A VENEZUELAN farmer has died after months on hunger strike in protest at the seizure of his farm in 2003 during a government land reform drive.

Franklin Brito suffered a heart attack in a military hospital in the capital Caracas on Monday night, according to family members. He had demanded that president Hugo Chávez compensate him for the seizure of his holding in the south of the country where he had grown yams and watermelons.

In a statement his family said Mr Brito “lives on in the struggle of the Venezuelan people for the right to property, access to justice, for liberty and the respect of governments for human rights, both collective and individual”.

Recent photos showed a severely emaciated Mr Brito, and his family said the father of four’s weight had dropped to just 35kg. The 49-year-old farmer, who had undertaken eight hunger strikes since 2005, had become a hero for many opponents of Mr Chávez’s rule who say the firebrand left-winger is turning the country into a Cuban-style socialist dictatorship.

But the government said Mr Brito did not have legal title to the land seized and was trying to extort money from it. It also claimed he was mentally unstable.

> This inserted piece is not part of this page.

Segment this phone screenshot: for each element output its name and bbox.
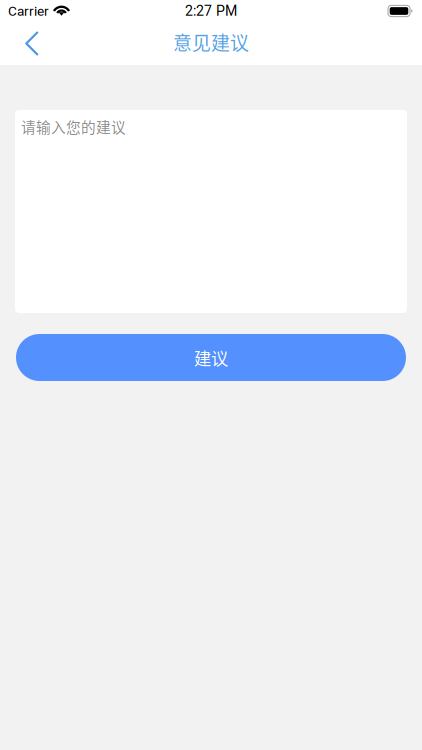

As well as the series of fasts which started in 2005 Mr Brito had once sewn up his mouth and cut off one of his fingers on live television.

Mr Brito suspended his protest last December after the government offered to return the farm but resumed it shortly afterwards saying that while authorities were ready to give him back his land they refused to hand over the title deeds or compensate him for the six years during which it was nationalised. State television later showed a video in which it claimed Mr Brito demanded €550,000 to call off his protest.

The government of Mr Chávez has nationalised roughly 2.5 million hectares in recent years as part of a land reform drive which it says is aimed at reversing centuries of rural inequality.

But the reform, combined with increased government control over the economy, has exacerbated food shortages in the country with the government forced to step up imports despite abundant land and a tropical climate.

The death of Mr Brito comes just four weeks ahead of midterm elections in which the opposition hopes to capitalise on growing alarm at spiralling urban violence and economic mismanagement.